Les plus éminents érudits de Mezhibozh rendirent une fois visite au Baal Chem Tov, dans sa Souccah.

Après avoir méticuleusement examiné la structure de la Souccah, ils la déclarèrent invalide à l’unanimité.

Le Baal Chem Tov leur répondit en apportant des preuves issues de diverses sources de la loi juive pour démontrer que sa Souccah remplissait bien les conditions requises par la Torah. S’ensuivit un vif débat, le Baal Chem Tov soutenant que sa Souccah est valable, les érudits, maintenant leur opposition.

Finalement, le Baal Chem Tov ouvrit sa main. Dans celle-ci se trouvait un petit morceau de parchemin. Les érudits prirent le parchemin et découvrirent qu’il s’agissait d’un message du Ciel. « La Souccah de Reb Israël [Baal Chem Tov] est cachère », purent-ils lire.
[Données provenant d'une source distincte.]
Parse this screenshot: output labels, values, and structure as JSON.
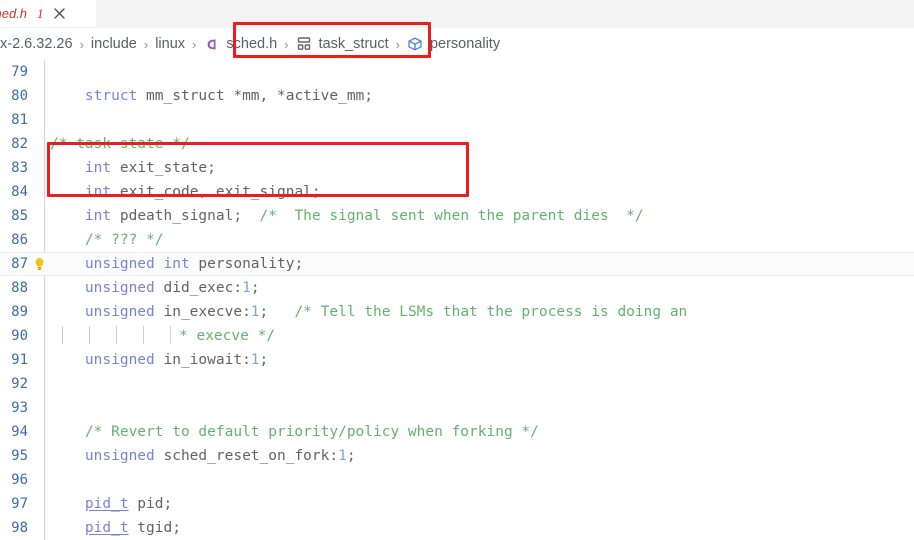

La note était signée par l’archange Metatron, gardien des « sphères intérieures ».

À Souccot 5727 (1966),1 le Rabbi raconta ce récit extraordinaire, suite à quoi il souleva une question évidente : bien que l’histoire démontre l’envergure spirituelle du Baal Chem Tov – sa capacité de tirer des ficelles célestes pour prouver ses dires –, nous nous demandons ce qui a amené ce saint homme à construire sa Souccah d’une manière aussi discutable.

Le Rabbi expliqua alors que ce qui avait motivé le Baal Chem Tov à ériger sa Souccah de façon aussi douteuse – remplissant à peine les critères halakhiques minimum – était le désir de trouver du mérite au plus grand nombre. Conscient que de très nombreux Juifs ignorants ne savaient pas comment construire une Souccah correctement, le Baal Chem Tov avait construit la sienne en s’appuyant sur les opinions les plus souples de la loi pour valider ainsi toutes les Souccahs qui présenteraient le même genre de problèmes et pouvoir ainsi déclarer que la pratique de Juifs les plus ignorants demeurait dans le cadre de l’observance juive.

La morale de cette histoire a moins à faire avec le statut d’une Souccah qu’avec la définition du rôle d’un dirigeant juif. Le but du Baal Chem Tov était de démontrer aux érudits de Mezhibozh qu’un véritable dirigeant juif doit être disposé non seulement à faire des sacrifices matériels pour son peuple, mais aussi des sacrifices spirituels. Il doit être prêt à faire des compromis par rapport à ses hauts critères spirituels pour élever ceux dont il a la charge. C’est cette qualité de sacrifice de soi qui a défini les dirigeants juifs2 tout au long de l’histoire.

Le scandale

C’est l’un des épisodes de la Bible les plus pathétiques.3

Israël s’installa à Chittim et le peuple commença à se prostituer avec les filles des Moabites. Elles invitèrent le peuple aux sacrifices voués à leurs dieux, et le peuple mangea et se prosterna devant leurs dieux. Israël s’attacha à Baal Péor, et la colère de l’Éternel s’embrasa contre Israël.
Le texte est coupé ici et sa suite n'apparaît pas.